Diferentemente das reportagens da Rede Globo, que se fazem de isentas enquanto tentam inocular uma ideologia no seio das famílias brasileiras, os autores da declaração a seguir não têm nada a esconder: são católicos, sim, e não têm vergonha alguma de exibir publicamente a sua identidade.

Quem quer que se detenha a ler o que eles escrevem, no entanto, não achará na defesa de seus postulados nenhum argumento de cunho religioso, muito menos apelos irracionais a emoções — que parecem ser a grande "cartada" dos ideólogos de gênero nos últimos dias. Os membros dessa instituição de bioética falam a partir de seus conhecimentos científicos e é principalmente por isso, antes de qualquer coisa, que seu parecer merece uma atenção especial.

Não deixem de ler e compartilhar esta peça informativa com seus amigos e familiares (especialmente àqueles que gostam de assistir ao "Fantástico" ou a qualquer outro programa tendencioso da TV aberta).
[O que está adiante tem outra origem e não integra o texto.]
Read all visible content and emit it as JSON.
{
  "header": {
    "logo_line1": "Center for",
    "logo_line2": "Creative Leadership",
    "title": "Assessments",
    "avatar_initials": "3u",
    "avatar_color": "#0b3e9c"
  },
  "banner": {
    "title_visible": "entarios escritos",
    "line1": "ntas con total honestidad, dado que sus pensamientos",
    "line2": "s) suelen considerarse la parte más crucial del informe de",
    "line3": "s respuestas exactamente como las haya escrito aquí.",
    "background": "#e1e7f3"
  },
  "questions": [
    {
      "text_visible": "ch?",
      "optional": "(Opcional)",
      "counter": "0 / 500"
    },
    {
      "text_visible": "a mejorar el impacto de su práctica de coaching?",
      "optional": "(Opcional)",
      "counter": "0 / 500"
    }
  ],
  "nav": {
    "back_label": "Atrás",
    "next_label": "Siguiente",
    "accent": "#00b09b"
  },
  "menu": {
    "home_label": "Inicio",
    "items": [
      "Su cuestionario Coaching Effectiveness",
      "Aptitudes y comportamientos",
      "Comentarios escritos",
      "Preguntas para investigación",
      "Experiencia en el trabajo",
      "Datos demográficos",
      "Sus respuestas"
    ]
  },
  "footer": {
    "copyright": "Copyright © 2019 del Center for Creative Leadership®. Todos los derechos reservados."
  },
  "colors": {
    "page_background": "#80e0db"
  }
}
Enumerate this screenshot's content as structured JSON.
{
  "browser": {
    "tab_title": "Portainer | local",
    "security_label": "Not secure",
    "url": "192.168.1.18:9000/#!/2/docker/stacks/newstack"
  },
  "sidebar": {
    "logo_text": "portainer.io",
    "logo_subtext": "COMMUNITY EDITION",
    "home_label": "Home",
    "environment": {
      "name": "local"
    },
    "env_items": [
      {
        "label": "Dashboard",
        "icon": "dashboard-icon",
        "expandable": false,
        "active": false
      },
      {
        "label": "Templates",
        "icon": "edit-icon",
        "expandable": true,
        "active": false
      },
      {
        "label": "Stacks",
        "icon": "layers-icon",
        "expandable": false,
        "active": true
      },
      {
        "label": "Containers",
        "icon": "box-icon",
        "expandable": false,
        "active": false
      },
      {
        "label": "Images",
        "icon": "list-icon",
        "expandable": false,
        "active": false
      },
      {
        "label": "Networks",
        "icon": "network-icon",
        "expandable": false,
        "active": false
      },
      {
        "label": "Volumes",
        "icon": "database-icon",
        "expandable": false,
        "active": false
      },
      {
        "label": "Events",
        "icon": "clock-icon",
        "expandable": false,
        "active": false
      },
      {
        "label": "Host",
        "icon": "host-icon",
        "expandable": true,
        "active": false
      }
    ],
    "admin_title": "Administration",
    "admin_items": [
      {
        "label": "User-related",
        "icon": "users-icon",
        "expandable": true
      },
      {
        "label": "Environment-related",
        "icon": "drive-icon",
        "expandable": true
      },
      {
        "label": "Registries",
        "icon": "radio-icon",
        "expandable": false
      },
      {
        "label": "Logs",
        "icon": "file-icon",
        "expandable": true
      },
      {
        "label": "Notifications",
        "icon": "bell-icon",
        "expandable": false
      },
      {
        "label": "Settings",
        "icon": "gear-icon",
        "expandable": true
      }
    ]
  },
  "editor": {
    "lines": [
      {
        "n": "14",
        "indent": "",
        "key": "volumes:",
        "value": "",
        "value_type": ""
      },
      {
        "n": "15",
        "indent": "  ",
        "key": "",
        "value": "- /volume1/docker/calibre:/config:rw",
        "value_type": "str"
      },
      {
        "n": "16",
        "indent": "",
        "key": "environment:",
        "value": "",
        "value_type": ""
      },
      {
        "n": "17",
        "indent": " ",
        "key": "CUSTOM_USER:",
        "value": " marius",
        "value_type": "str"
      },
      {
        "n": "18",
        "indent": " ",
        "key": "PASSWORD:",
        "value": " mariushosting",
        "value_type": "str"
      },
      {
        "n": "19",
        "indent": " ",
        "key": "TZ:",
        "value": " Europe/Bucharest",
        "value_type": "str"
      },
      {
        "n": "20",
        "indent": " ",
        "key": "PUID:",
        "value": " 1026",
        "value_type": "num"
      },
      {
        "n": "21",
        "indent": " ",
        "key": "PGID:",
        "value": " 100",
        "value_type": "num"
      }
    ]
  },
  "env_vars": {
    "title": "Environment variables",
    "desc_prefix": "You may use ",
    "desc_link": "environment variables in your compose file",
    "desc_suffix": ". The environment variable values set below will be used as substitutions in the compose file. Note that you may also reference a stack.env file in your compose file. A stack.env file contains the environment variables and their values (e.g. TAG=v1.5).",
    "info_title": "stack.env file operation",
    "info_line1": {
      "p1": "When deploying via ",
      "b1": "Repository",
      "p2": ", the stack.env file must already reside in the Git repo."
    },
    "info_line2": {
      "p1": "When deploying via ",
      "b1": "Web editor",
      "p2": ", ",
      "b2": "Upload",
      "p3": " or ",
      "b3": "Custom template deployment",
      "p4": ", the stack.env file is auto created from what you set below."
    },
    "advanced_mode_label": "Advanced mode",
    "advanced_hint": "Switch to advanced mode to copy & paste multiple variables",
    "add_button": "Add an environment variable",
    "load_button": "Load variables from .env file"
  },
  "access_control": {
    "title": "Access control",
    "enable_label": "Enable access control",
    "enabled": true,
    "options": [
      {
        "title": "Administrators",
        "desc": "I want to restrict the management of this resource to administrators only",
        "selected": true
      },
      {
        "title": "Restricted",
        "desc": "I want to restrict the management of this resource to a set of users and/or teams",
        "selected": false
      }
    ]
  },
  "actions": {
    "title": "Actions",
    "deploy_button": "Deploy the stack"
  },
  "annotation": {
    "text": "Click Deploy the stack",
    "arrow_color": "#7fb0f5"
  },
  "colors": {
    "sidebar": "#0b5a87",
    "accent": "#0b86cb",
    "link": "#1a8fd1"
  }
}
Perguntas frequentes sobre Transtorno de Identidade de Gênero e Operações de "Mudança de Sexo"

Do que estamos falando?

Operações de mudança de sexo não são necessariamente novas. A primeira ocorreu em 1953, com o ator George Jorgensen (mais conhecido por seu nome feminino, Christine). Mais e mais pessoas, no entanto, estão à procura de tais operações agora. Isso tem forçado instituições cristãs e católicas a abordarem a moralidade dessas operações, dado que elas podem começar a fazer parte de planos de seguro obrigatórios, condições de empregabilidade em escolas católicas ou mandados legislativos requerendo que hospitais católicos executem tais procedimentos.

O que é uma operação de mudança de sexo?

Uma operação típica de mudança de sexo consiste em duas partes. Primeiro, a pessoa é submetida a amplos testes psicológicos. Então, ele ou ela é colocado em um regime hormonal e, em seguida, submetido a cirurgia na qual a genitália (original) é removida e substituída pela genitália desejada. No caso de o procedimento ser a transição de homem para mulher, por exemplo, o pênis é removido juntamente com os testículos e no seu lugar é construída uma vagina de improviso. Na transição de mulher para homem, a mulher passa por uma histerectomia, para retirar o seu útero, e uma mastectomia, para remover os seus seios, sendo-lhe anexado, então, um pênis construído e não-funcional. A operação de mudança de sexo invariavelmente torna a pessoa infértil. Deve-se notar que o regime hormonal continua pelo resto da vida da pessoa, a fim de serem mantidas as características sexuais secundárias, como, por exemplo, a voz mais grave ou mais aguda, a presença ou ausência de pelos faciais etc.

Não se deve confundir uma operação de mudança de sexo com certos tipos de procedimento realizados em pessoas de sexualidade ambígua, por exemplo, aqueles que sofrem de hiperplasia adrenal congênita (uma espécie da chamada síndrome de insensibilidade androgênica), mosaicismo, quimerismo, ou alguma outra causa congênita de identidade sexual mista. Esses transtornos apresentam identidade sexual ambígua e certas operações feitas para confirmar a pessoa no sexo "dominante" visam simplesmente corrigir uma condição patológica. Operações assim não devem ser encaradas como uma forma de mudar o sexo de uma pessoa, mas sim de confirmar o que estava originalmente ambíguo.

O que há de imoral em uma operação de mudança de sexo?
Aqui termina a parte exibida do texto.